Ad Alessandria”, spiega, “un detenuto marocchino, tornando dall’Infermeria e giunto presso la Prima rotonda in totale stato di agitazione, vedeva e cominciava ad inveire contro gli Agenti. Subito dopo estraeva una lametta, ottenuta da un rasoio in uso alla popolazione detenuta, che è risultata essere opportunamente adattata da un lato per agevolarne l’impugnatura. Con tale lametta, tentava di colpire al volto un poliziotto, senza però per fortuna riuscirci. Interveniva un altro Agente in aiuto al collega ed entrambi tentavano una faticosa opera di contenimento. Con non poca fatica, gli Assistenti riuscivano a sottrarre la lametta al detenuto, anche se poi venivano condotti in infermeria dove il Medico certificava per loro prognosi giorni dai 5 ai 7 giorni”.
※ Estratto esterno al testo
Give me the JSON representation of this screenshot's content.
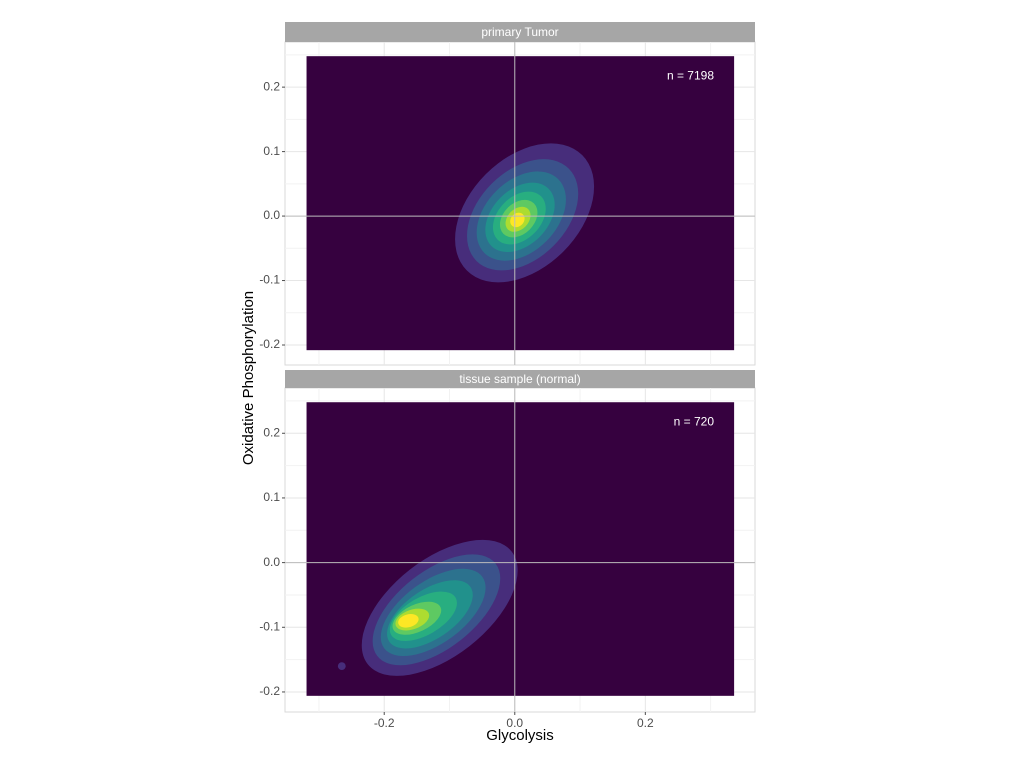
{
  "chart_data": {
    "type": "density2d",
    "x_label": "Glycolysis",
    "y_label": "Oxidative Phosphorylation",
    "xlim": [
      -0.352,
      0.368
    ],
    "ylim": [
      -0.231,
      0.27
    ],
    "xticks": [
      -0.2,
      {
        "value": 0,
        "label": "0.0"
      },
      0.2
    ],
    "yticks": [
      -0.2,
      -0.1,
      {
        "value": 0,
        "label": "0.0"
      },
      0.1,
      0.2
    ],
    "xminor": [
      -0.3,
      -0.1,
      0.1,
      0.3
    ],
    "yminor": [
      -0.15,
      -0.05,
      0.05,
      0.15,
      0.25
    ],
    "grid": true,
    "background": "#36013f",
    "facets": [
      {
        "title": "primary Tumor",
        "annotation": "n = 7198",
        "extent_x": [
          -0.319,
          0.336
        ],
        "extent_y": [
          -0.208,
          0.248
        ],
        "contours": [
          {
            "color": "#472d7b",
            "cx": 0.015,
            "cy": 0.005,
            "rx": 0.125,
            "ry": 0.085,
            "angle": 45
          },
          {
            "color": "#3b528b",
            "cx": 0.012,
            "cy": 0.002,
            "rx": 0.1,
            "ry": 0.068,
            "angle": 45
          },
          {
            "color": "#2c728e",
            "cx": 0.01,
            "cy": 0.0,
            "rx": 0.08,
            "ry": 0.055,
            "angle": 45
          },
          {
            "color": "#21918c",
            "cx": 0.008,
            "cy": -0.002,
            "rx": 0.062,
            "ry": 0.043,
            "angle": 45
          },
          {
            "color": "#28ae80",
            "cx": 0.007,
            "cy": -0.003,
            "rx": 0.047,
            "ry": 0.033,
            "angle": 45
          },
          {
            "color": "#5ec962",
            "cx": 0.006,
            "cy": -0.004,
            "rx": 0.033,
            "ry": 0.024,
            "angle": 45
          },
          {
            "color": "#addc30",
            "cx": 0.005,
            "cy": -0.005,
            "rx": 0.022,
            "ry": 0.016,
            "angle": 45
          },
          {
            "color": "#fde725",
            "cx": 0.004,
            "cy": -0.006,
            "rx": 0.012,
            "ry": 0.01,
            "angle": 45
          }
        ]
      },
      {
        "title": "tissue sample (normal)",
        "annotation": "n = 720",
        "extent_x": [
          -0.319,
          0.336
        ],
        "extent_y": [
          -0.206,
          0.248
        ],
        "contours": [
          {
            "color": "#472d7b",
            "cx": -0.265,
            "cy": -0.16,
            "rx": 0.006,
            "ry": 0.006,
            "angle": 0
          },
          {
            "color": "#472d7b",
            "cx": -0.115,
            "cy": -0.07,
            "rx": 0.14,
            "ry": 0.075,
            "angle": 38
          },
          {
            "color": "#3b528b",
            "cx": -0.12,
            "cy": -0.073,
            "rx": 0.115,
            "ry": 0.06,
            "angle": 38
          },
          {
            "color": "#2c728e",
            "cx": -0.125,
            "cy": -0.077,
            "rx": 0.093,
            "ry": 0.048,
            "angle": 36
          },
          {
            "color": "#21918c",
            "cx": -0.13,
            "cy": -0.08,
            "rx": 0.075,
            "ry": 0.038,
            "angle": 34
          },
          {
            "color": "#28ae80",
            "cx": -0.14,
            "cy": -0.083,
            "rx": 0.057,
            "ry": 0.029,
            "angle": 30
          },
          {
            "color": "#5ec962",
            "cx": -0.15,
            "cy": -0.086,
            "rx": 0.04,
            "ry": 0.021,
            "angle": 25
          },
          {
            "color": "#addc30",
            "cx": -0.157,
            "cy": -0.088,
            "rx": 0.027,
            "ry": 0.015,
            "angle": 20
          },
          {
            "color": "#fde725",
            "cx": -0.163,
            "cy": -0.09,
            "rx": 0.016,
            "ry": 0.01,
            "angle": 15
          }
        ]
      }
    ]
  }
}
“A Torino, invece, ieri in tarda mattinata”, prosegue, “un detenuto tunisino ristretto al Padiglione A, dopo avere posto in essere un gesto di autolesionismo veniva condotto in infermeria per le cure del caso. Al rientro in Sezione rifiutava di fare rientro nella propria cella e, in forte stato di agitazione, si rivolgeva nei confronti del poliziotto di servizio prima con frasi offensive e, subito dopo, afferrava uno sgabello scagliandoglielo. Un altro Agente è prontamente intervenuto e solo dopo una estenuante opera di persuasione riuscivano a calmare il detenuto. Uno dei due agenti, nel togliere lo sgabello dalle mani del ristretto, si procurava un taglio alla mano per il quale si è reso necessario l’accompagnamento al Pronto Soccorso dell’ospedale Maria Vittoria per le cure del caso”.
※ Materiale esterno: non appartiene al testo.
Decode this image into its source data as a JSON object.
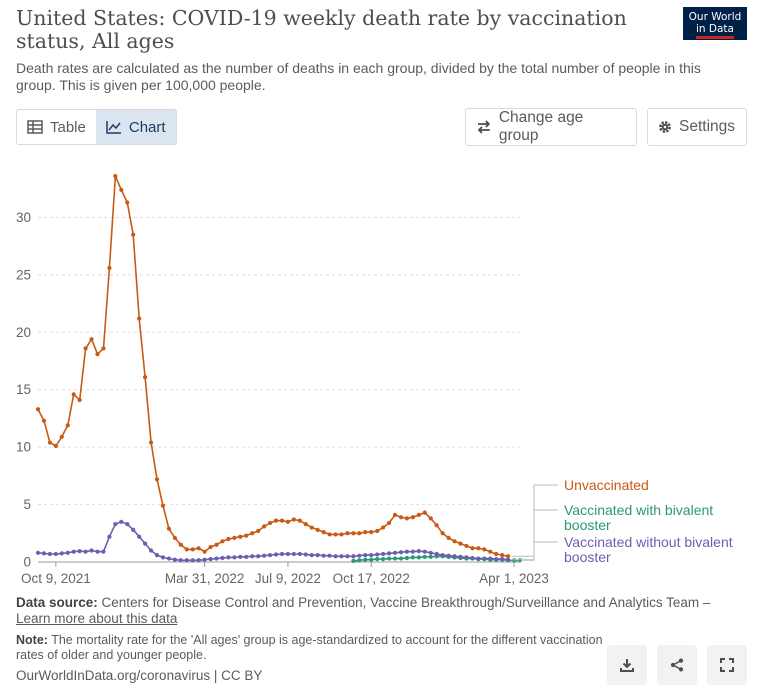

“Ogni giorno nelle carceri del Piemonte succede qualcosa ed è quasi diventato ordinario denunciare quel che accade tra le sbarre”, commenta infine Donato Capece, segretario generale del Sindacato. “Il SAPPE denuncia da tempo che le carceri sono diventate un colabrodo per le precise responsabilità di ha creduto che allargare a dismisura le maglie del trattamento a discapito della sicurezza interna ed in danno delle donne e degli uomini della Polizia Penitenziaria. Sono decenni che chiediamo l’espulsione dei detenuti stranieri, un terzo degli attuali presenti in Italia, per fare scontare loro, nelle loro carceri, le pene. Ma servono anche più tecnologia e più investimenti: la situazione resta allarmante, anche se gli uomini e le donne della Polizia Penitenziaria garantiscono ordine e sicurezza pur a fronte di condizioni di lavoro particolarmente stressanti e gravose. I decreti svuota-carceri, che più di qualcuno continua ad invocare ad ogni piè sospinto, da soli non servono: serve una riforma strutturale dell’esecuzione, serve il taser per potersi difendere dai detenuti violenti e la dotazione di body-cam”.